Weight - 3.36 m (11 ft 0 in)
Length - 4.60 m (15 ft 1 in)
Width - 1.78 m (5 ft 10 in)
Height - 2.29 m (7 ft 6 in)
Crew- 3
Main armament - 7.62x51mm NATO machine gun
Engine - Rover petrol , 91 hp (68 kW)
Suspension - 4 X 4
Operational range - 260–510 km (160–320 mi)
Speed - 88 km/h (55 mph)

The Shorland is an armoured car that was designed specifically for the Royal Ulster Constabulary by a police support officer Ernie Lusty during the sixties for patrolling the border to prevent organised smuggling.
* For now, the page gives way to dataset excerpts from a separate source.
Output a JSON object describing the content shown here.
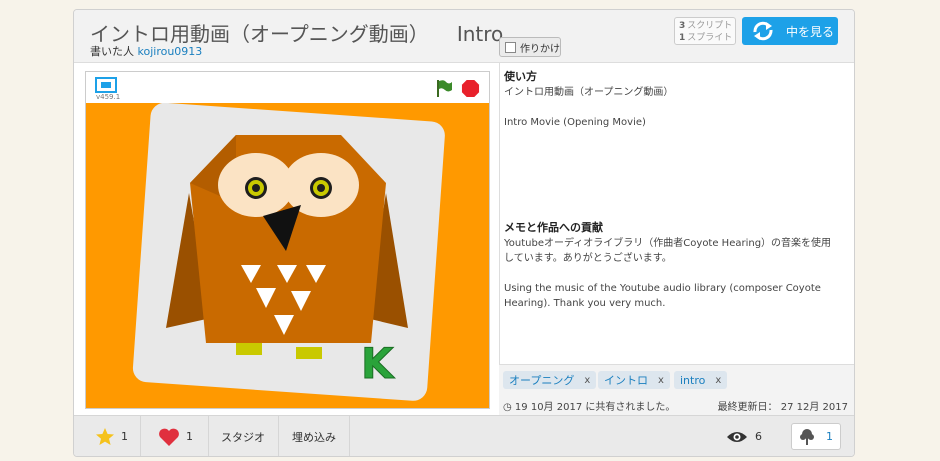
{
  "header": {
    "title": "イントロ用動画（オープニング動画）",
    "title_en": "Intro",
    "author_prefix": "書いた人",
    "author": "kojirou0913",
    "scripts_count": "3",
    "scripts_label": "スクリプト",
    "sprites_count": "1",
    "sprites_label": "スプライト",
    "see_inside_label": "中を見る",
    "draft_label": "作りかけ"
  },
  "player": {
    "version": "v459.1",
    "sprite_letter": "K"
  },
  "instructions": {
    "heading": "使い方",
    "line1": "イントロ用動画（オープニング動画）",
    "line2": "Intro Movie (Opening Movie)"
  },
  "notes": {
    "heading": "メモと作品への貢献",
    "line1": "Youtubeオーディオライブラリ（作曲者Coyote Hearing）の音楽を使用",
    "line2": "しています。ありがとうございます。",
    "line3": "Using the music of the Youtube audio library (composer Coyote",
    "line4": "Hearing). Thank you very much."
  },
  "tags": [
    {
      "label": "オープニング",
      "remove": "x"
    },
    {
      "label": "イントロ",
      "remove": "x"
    },
    {
      "label": "intro",
      "remove": "x"
    }
  ],
  "meta": {
    "shared": "19 10月 2017 に共有されました。",
    "updated": "最終更新日： 27 12月 2017"
  },
  "footer": {
    "favorites": "1",
    "loves": "1",
    "studio_label": "スタジオ",
    "embed_label": "埋め込み",
    "views": "6",
    "remixes": "1"
  },
  "colors": {
    "accent": "#1da1e8",
    "stage": "#ff9900",
    "owl_body": "#c96a00",
    "stop": "#e8212b",
    "flag": "#3b8a2a"
  },
  "icons": [
    "fullscreen-icon",
    "green-flag-icon",
    "stop-icon",
    "see-inside-icon",
    "star-icon",
    "heart-icon",
    "eye-icon",
    "remix-tree-icon"
  ]
}
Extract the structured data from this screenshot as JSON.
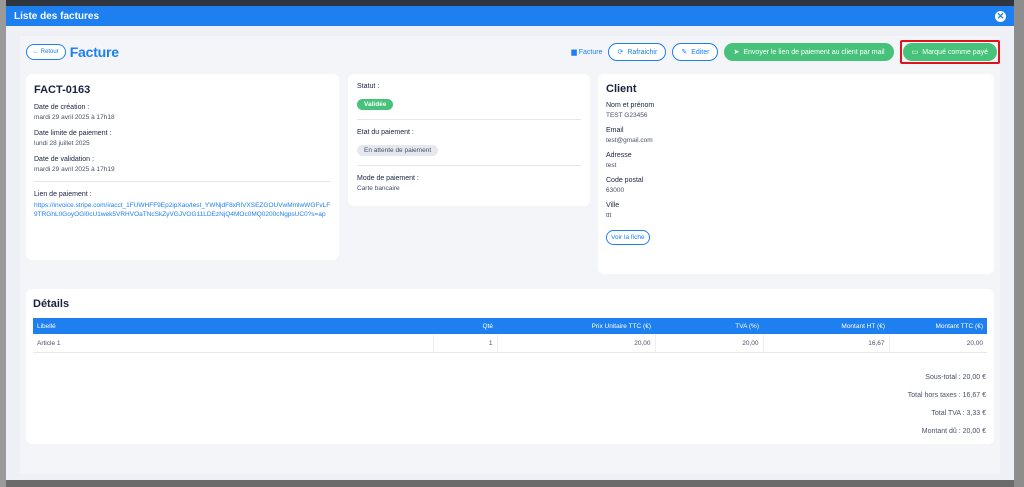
{
  "modal": {
    "title": "Liste des factures",
    "close_icon": "close-icon"
  },
  "toolbar": {
    "back_label": "← Retour",
    "page_title": "Facture",
    "facture_link": "Facture",
    "refresh_label": "Rafraichir",
    "edit_label": "Editer",
    "send_link_label": "Envoyer le lien de paiement au client par mail",
    "mark_paid_label": "Marqué comme payé"
  },
  "invoice": {
    "number": "FACT-0163",
    "creation_label": "Date de création :",
    "creation_value": "mardi 29 avril 2025 à 17h18",
    "due_label": "Date limite de paiement :",
    "due_value": "lundi 28 juillet 2025",
    "validation_label": "Date de validation :",
    "validation_value": "mardi 29 avril 2025 à 17h19",
    "payment_link_label": "Lien de paiement :",
    "payment_link_value": "https://invoice.stripe.com/i/acct_1FUWHFF9Ep2ipXao/test_YWNjdF8xRlVXSEZGOUVwMmlwWGFvLF9TRGhL0GoyOGl0cU1wek5VRHVOaTNcSkZyVGJVOG11LDEzNjQ4MOc0MQ0200cNgpsUC0?s=ap"
  },
  "status": {
    "status_label": "Statut :",
    "status_value": "Validée",
    "payment_state_label": "Etat du paiement :",
    "payment_state_value": "En attente de paiement",
    "payment_mode_label": "Mode de paiement :",
    "payment_mode_value": "Carte bancaire"
  },
  "client": {
    "title": "Client",
    "name_label": "Nom et prénom",
    "name_value": "TEST G23456",
    "email_label": "Email",
    "email_value": "test@gmail.com",
    "address_label": "Adresse",
    "address_value": "test",
    "postal_label": "Code postal",
    "postal_value": "63000",
    "city_label": "Ville",
    "city_value": "ttt",
    "view_button": "Voir la fiche"
  },
  "details": {
    "title": "Détails",
    "columns": [
      "Libellé",
      "Qté",
      "Prix Unitaire TTC (€)",
      "TVA (%)",
      "Montant HT (€)",
      "Montant TTC (€)"
    ],
    "rows": [
      [
        "Article 1",
        "1",
        "20,00",
        "20,00",
        "16,67",
        "20,00"
      ]
    ],
    "totals": {
      "subtotal": "Sous-total : 20,00 €",
      "total_ht": "Total hors taxes : 16,67 €",
      "total_tva": "Total TVA : 3,33 €",
      "amount_due": "Montant dû : 20,00 €"
    }
  },
  "colors": {
    "primary": "#1e7ff0",
    "success": "#47c27a",
    "highlight": "#e0121c"
  }
}
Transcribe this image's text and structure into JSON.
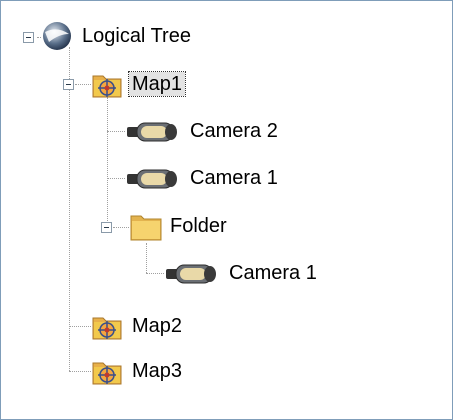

They were reallocated to the Ulster Defence Regiment in 1970. The Royal Ulster Constabulary soon replaced the Shorland with an armoured Land Rover with more conventional profiles and no machine gun turret.

This being the original Shorland Armoured Car, which quickly became known in Land Rover Circles as the boat tail Shorland.

The vehicles were built by Short Brothers and Harland of Belfast using a chassis from a Series two Land Rover, from which the name was derived.

By the nineties the Land Rover Tangi, designed and built by the Royal Ulster Constabulary's own vehicle engineering team, was by far the most common model.

Shorts and Harland continued to develop the original Boat tail Shorland from an armoured patrol car with a crew of 3 to armoured personnel vehicle, capable of carrying two up front and six in the rear and a small number of these were used on the streets in Northern Ireland as late as 1998.

In 1996 the Short Brothers sold the complete Shorland design to British Aerospace Australia.